Conlang: Re: "Self-Segregating Syntax"? (And Rosta, Apr 21 '06, 1:22)

Re: "Self-Segregating Syntax"?

From:	And Rosta <and.rosta@...>
Date:	Friday, April 21, 2006, 1:22

From:

And Rosta <and.rosta@...>

Date:

Friday, April 21, 2006, 1:22

Eldin Raigmore, On 18/04/2006 23:19:

> It looks like there are the following three main ways to delimit the > phrases or other word-groups (some systems use more than one at the same > time); > > 1. Mark the beginning of every such group -- the group will then end just > before the next beginning-of-a-group at the same or a higher level. > > 2. Mark the end of every such group -- the group will then begin just after > the last previous end-of-a-group at the same or a higher level. > > 3. Encode the length of the group at one (or both) of its margins: Either > 3a At the beginning of every group; or, > 3b At the end of every group; > or both. > > Has anyone come up with any other ideas? Or run into ideas someone else > has come up with? > > Has anyone gotten any further than X-1 on any such scheme? Or does anyone > know of any natlang or successful conlang (possibly someone else's) which > is more complete in this regard?

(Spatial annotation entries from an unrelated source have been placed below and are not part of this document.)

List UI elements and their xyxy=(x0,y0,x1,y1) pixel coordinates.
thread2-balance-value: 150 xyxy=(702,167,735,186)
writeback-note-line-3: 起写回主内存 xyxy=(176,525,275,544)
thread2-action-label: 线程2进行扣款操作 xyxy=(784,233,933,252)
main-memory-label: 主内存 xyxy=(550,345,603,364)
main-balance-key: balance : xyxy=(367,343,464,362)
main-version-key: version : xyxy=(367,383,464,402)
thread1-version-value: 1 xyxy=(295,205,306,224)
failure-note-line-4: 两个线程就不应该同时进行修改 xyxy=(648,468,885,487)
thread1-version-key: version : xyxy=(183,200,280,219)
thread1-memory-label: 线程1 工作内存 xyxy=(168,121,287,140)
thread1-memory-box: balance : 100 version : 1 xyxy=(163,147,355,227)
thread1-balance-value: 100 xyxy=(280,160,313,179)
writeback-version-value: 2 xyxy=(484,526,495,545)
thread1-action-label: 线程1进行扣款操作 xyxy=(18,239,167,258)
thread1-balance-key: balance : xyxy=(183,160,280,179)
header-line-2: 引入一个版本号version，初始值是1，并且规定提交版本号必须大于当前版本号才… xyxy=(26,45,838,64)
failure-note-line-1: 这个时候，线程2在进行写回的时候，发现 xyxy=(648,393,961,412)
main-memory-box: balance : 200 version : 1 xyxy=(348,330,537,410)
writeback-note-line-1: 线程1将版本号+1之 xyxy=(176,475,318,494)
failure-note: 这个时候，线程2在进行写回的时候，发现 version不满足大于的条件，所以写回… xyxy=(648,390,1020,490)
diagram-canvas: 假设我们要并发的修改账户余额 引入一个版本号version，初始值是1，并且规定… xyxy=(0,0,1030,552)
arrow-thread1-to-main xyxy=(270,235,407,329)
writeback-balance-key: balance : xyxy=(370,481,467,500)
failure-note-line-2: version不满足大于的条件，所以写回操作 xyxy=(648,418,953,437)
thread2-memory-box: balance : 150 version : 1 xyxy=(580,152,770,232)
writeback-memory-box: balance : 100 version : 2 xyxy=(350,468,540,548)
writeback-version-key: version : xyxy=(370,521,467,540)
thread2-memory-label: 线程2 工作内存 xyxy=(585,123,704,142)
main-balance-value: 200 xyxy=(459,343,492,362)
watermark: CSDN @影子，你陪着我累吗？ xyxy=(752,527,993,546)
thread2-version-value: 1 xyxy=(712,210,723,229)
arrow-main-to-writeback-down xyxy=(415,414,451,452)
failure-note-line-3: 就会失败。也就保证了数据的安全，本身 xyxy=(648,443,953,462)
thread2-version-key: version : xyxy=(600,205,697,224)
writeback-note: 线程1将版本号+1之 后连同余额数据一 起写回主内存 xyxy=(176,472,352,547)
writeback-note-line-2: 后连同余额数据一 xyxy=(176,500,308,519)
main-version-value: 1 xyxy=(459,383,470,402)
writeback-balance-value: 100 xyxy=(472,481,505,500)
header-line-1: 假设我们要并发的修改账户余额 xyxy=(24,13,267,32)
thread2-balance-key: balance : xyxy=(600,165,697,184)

& Eldin Raigmore, On 19/04/2006 00:51:

> On Mon, 17 Apr 2006 19:16:45 +0100, And Rosta <and.rosta@...> wrote: > [snip] >> My conlang, Livagian, has unambiguous syntax parsed >> incrementally with no lookahead,

[...]

> > This is extremely interesting. > > Can you point me to the info on Livagian? Especially the syntax, > especially the parts that make it "unambiguous"? > > Is there a place I can look at your "unambiguous parser" too, if you have > one?

Nothing on Livagian is published, largely because ever since its inception almost 30 years ago it has been in a perpetual state of redesign as I find new ways to improve it (which invariably entail the destruction of most of the work done up to that point...). As for the unambiguous parser, the details have naturally changed greatly over time, but there are some constants. I. I work with a Dependency Grammar model of syntax, in which syntactic structure is a tree (without crossing branches) and there is no distinction in type between furcating nodes, unary branching nodes and terminal nodes. (This is mainly a notational issue, but it makes for maximal simplicity & straightforwardness.) II. I stick to the principle of no lookahead, which helps to ensure that any parsing algorithm is straightforward & unmindboggling. III. Not all nodes need be expressed phonologically. In the antepenultimate incarnation of the syntax, all mothers preceded their daughters, and the lexicogrammar specified for each node how many daughters it has. This is a variety of your [3a] above. In the penultimate incarnation of the syntax, mothers could precede or follow their daughters. The lexicogrammar specified for each node how many daughters it has, and whether it follows its mother or has no mother or precedes its mother as first daughter or precedes its mother as nonfirst daughter. This is a mixture of your [1] & [3] (but with the 'length' encoded on what you might call the 'head'). In the current incarnation of the syntax, mothers follow daughters, all mothers have exactly two daughters, and mothers form a closed lexical class (which happens to be expressed inflectionally). This could be classed as your [2] or your [3]. Anyway, it should be clear from the above that the aim is always to find an unambiguous algorithm for building a tree without lookahead. And the solution always involves a combination of constraints on tree shape plus lexicogrammatical information about the combinatorial properties of individual nodes. It's easy to find algorithms that work: the design challenge is to find the optimal solution (which needs to factor in compositional semantics). --And.